Merhaba. Ben grevdeki Amylum Nişasta’dan bir işçiyim. Grevimiz 5 Martta başladı ve bugün itibariyle 69. günü geride bıraktık. Greve çıktıktan 3 gün sonra 8 Mart Dünya Emekçi Kadınlar Günü’nü grev alanında kadınlarımızla beraber kutladık. Tabii ki 1 Mayıs’ta da tüm coşkumuzla meydana hep beraber çıktık. Grev süresince birçok sendika ve emekten yana örgütler bizi yalnız bırakmadılar. Bunların arasında UİD-DER’i de en ön sıralara yazmamız gerekir.
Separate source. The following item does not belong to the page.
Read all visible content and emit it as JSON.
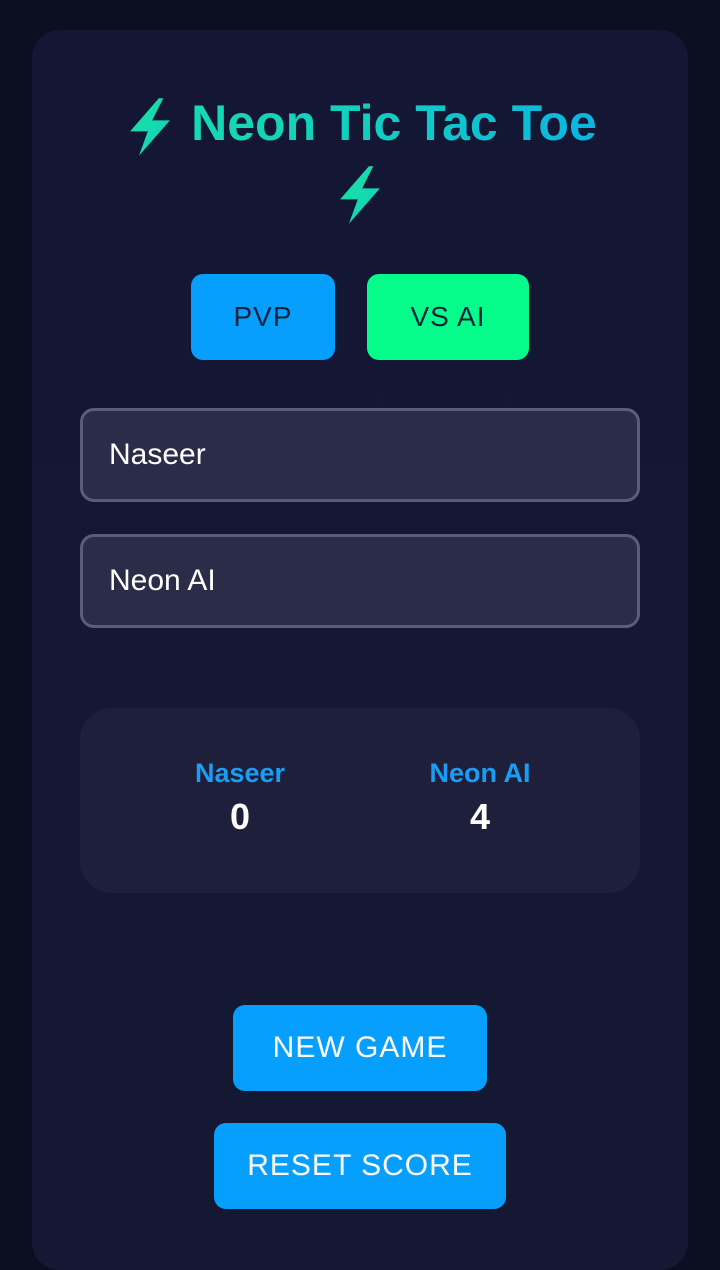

Bir gün pasta-böreklerini yapıp geldiler, bir gün sazlarını alıp geldiler... Hatta bir gün diğer grev ve direnişlerde edinilen tecrübeleri içeren sinevizyon gösterisi bile yaptılar. Eğitimcilerini getirmişlerdi ve bizim de sormak istediğimiz soruları cevapladılar, tecrübelerini aktardılar. Bizim için çok güzel bir deneyimdi. UİD-DER’li kardeşlerimiz neredeyse her gün grev alanımıza gelip çayımızı içmeden dönmüyorlar, sağ olsunlar.
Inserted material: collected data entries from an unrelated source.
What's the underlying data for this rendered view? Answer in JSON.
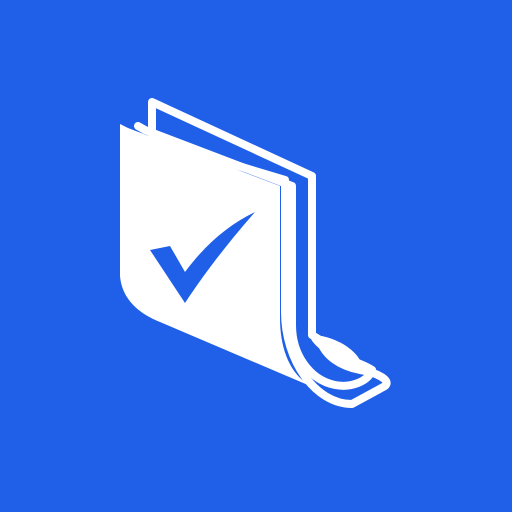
{
  "app_icon": {
    "icon": "document-check-icon",
    "colors": {
      "background": "#2060E8",
      "foreground": "#FFFFFF"
    }
  }
}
Grevimiz devam ederken, işverenle çeşitli görüşmeler yapıyoruz ve anlaşma zemini arıyoruz. Öncelikli şartımız, grev sürerken intikam hırsıyla işten çıkarılan arkadaşlarımızın geri alınması. Bunu pazarlık konusu yapmamızı istiyorlar ama biz o arkadaşlar işbaşı yapmadan görüşme dahi yapmak istemiyoruz. Arkadaşlarımız pazarlık konusu yaptırmayacağız. İşveren her fırsatta sendikayı pasifize etmeye çalışıyor. Greve giden işçilerin sendikasız olarak geri dönmesini istiyorlar. Ancak bizim onurumuz sendikamızdır, sendikasız içeri girmeyi kesinlikle kabul etmiyoruz.
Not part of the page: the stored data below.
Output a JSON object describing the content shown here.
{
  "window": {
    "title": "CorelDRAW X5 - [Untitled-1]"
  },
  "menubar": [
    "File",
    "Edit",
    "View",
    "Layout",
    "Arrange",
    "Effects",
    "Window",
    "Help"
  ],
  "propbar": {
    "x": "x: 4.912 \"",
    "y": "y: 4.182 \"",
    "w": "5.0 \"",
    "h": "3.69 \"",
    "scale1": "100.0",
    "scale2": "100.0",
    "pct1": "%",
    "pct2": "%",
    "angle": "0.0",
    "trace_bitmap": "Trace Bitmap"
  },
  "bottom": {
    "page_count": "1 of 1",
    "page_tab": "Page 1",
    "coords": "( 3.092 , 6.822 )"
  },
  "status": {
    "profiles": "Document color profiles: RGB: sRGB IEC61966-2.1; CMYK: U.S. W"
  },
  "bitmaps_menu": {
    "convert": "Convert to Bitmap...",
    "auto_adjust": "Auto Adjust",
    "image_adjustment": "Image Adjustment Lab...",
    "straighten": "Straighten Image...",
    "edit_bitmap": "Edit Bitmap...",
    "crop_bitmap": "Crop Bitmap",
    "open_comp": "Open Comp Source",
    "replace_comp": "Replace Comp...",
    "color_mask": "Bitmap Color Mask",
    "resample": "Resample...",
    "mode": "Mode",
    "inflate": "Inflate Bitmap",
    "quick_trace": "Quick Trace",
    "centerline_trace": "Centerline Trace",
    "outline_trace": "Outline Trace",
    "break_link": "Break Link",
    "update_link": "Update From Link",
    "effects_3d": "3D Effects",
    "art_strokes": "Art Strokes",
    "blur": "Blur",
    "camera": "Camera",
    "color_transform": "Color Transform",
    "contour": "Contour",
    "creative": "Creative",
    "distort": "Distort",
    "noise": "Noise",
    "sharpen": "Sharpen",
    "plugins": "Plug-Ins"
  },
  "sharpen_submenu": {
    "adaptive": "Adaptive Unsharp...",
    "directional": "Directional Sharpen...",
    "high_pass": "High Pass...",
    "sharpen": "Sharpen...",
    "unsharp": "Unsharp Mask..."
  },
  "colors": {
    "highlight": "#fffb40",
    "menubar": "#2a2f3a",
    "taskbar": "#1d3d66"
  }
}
Grev süresince sendikamız Tek-Gıda-İş maddi ve manevi olarak bizi hiçbir zaman yalnız bırakmadı. Biz de kendi aramızda komiteler kurarak direnişimizi daha da güçlendirdik. Bu grevin Adana’daki tüm işçilere örnek olmasını istiyoruz. Adana’daki Tedaş işçilerinin direnişi de bizim grevimizle aynı günde başladı, onlarla mücadelemiz ortaktır. Kendilerinin sık sık ziyaret ediyoruz ve kendileri de bizi yalnız bırakmıyorlar. Umarız ki bu grev en kısa zamanda işçilerin lehine sonuçlanır. Sizlere çok teşekkür ediyor ve iyi çalışmalar diliyorum. Zafer Direnen Emekçinin Olacak!